Question about Long Strangle

If I place a trade for a long strangle, when I close out of the position, do I always have to do it for both legs at the same time? Or is it possible to sell to close the call then a couple days later sell to close the put, for example? Thanks for the advice.
 
You can leg out of it if situation warrants. If stock makes a large move higher, you can close the call for a profit and leave the put in place if it has very little value and save the commission. Leave it in case stock does any reversal. rare situation but again easier to simply enter and exit strangle as one trade though.
 
If I place a trade for a long strangle, when I close out of the position, do I always have to do it for both legs at the same time? Or is it possible to sell to close the call then a couple days later sell to close the put, for example?

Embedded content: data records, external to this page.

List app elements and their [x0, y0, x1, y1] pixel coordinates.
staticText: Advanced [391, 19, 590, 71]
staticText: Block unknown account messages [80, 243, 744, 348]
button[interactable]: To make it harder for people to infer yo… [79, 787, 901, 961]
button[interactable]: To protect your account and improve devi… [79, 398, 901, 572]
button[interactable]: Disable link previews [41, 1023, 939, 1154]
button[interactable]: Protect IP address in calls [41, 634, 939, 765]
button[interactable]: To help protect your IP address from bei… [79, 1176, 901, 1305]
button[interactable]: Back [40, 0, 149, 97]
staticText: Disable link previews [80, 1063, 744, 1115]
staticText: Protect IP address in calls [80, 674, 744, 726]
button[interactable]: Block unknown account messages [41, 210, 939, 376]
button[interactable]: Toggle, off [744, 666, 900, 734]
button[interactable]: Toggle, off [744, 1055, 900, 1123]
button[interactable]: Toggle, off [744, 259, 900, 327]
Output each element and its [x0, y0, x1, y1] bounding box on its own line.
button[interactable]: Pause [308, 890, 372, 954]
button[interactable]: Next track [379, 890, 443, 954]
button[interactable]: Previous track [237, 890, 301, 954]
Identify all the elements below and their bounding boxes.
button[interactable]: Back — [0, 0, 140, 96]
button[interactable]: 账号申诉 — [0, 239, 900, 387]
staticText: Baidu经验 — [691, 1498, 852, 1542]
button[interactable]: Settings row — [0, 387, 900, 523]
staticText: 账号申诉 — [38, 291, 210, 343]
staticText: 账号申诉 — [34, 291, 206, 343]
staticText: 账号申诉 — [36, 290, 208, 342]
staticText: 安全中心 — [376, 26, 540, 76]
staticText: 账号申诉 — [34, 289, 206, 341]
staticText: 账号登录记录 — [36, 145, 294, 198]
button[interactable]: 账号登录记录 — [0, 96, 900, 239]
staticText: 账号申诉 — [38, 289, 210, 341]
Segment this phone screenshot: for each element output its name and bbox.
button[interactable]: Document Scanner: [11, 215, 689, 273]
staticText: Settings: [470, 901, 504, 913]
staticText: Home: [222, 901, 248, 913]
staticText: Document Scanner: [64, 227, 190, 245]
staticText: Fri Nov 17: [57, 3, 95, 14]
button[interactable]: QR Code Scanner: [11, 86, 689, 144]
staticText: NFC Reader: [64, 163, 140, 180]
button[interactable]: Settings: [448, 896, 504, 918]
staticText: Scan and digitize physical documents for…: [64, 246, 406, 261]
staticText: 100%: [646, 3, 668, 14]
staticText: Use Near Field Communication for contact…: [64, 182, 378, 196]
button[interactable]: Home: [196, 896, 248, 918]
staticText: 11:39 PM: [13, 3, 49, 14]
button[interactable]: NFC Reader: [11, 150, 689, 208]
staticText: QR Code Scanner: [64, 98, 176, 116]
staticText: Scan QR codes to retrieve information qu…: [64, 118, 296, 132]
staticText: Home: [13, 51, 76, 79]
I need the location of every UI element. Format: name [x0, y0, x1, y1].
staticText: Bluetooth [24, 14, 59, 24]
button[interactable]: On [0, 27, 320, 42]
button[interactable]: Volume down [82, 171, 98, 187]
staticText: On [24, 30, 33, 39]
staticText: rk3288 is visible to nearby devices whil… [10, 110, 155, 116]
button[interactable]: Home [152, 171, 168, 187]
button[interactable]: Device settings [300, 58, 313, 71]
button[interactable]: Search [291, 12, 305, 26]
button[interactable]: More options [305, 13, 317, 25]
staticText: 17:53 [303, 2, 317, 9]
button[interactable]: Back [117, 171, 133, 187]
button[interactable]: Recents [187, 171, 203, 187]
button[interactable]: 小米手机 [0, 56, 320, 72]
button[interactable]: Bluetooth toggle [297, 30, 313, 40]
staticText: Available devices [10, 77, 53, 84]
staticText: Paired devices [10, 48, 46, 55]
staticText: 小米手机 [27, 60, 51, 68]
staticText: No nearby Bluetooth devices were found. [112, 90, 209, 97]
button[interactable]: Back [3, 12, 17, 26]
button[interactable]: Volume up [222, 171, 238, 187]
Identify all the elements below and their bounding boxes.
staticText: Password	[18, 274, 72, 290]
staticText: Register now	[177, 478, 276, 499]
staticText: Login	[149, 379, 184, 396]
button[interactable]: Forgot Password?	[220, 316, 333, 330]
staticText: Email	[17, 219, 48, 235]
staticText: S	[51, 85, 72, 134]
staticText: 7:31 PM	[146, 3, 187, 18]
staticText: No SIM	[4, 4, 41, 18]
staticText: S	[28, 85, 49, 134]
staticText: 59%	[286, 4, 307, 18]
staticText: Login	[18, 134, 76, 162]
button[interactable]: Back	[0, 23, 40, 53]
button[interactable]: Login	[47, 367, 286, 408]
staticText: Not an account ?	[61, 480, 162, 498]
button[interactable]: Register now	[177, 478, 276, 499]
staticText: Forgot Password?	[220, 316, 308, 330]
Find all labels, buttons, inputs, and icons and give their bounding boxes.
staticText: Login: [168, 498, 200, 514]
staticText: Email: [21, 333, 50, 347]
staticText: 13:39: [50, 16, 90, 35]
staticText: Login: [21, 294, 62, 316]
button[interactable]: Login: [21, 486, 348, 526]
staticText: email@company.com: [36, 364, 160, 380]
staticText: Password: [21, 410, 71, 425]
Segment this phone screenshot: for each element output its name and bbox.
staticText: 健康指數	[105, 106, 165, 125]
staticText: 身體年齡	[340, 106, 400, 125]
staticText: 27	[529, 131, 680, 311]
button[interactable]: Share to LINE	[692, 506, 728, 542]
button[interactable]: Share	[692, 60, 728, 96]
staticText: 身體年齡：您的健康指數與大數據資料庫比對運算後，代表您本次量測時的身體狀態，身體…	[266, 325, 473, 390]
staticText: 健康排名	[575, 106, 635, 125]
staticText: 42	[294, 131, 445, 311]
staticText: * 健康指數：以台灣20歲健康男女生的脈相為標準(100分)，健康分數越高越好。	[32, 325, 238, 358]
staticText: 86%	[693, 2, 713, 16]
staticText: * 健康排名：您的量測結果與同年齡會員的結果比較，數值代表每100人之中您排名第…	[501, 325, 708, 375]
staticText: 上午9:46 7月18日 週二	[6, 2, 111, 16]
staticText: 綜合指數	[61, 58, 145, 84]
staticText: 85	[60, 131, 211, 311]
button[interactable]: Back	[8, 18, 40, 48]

Thanks for the advice.

BTW, Santa was joking.

After you buy or sell any spread of any kind, they go into your account as individual option legs. For the purpose of margin, there are no offsets for a long straddle, so there is no margin penalty for taking them off individually. If you have long and short options where the margin on the short is reduced by the long, you will need enough equity to cover the short side if you leg out by closing the long first.
 
ah I see. Thank you guys for the clarification. And sorry I didn’t get the joke even though it’s basic market knowledge. I didn’t know, which was why I asked the question in the first place. :) Thanks for everyone’s help.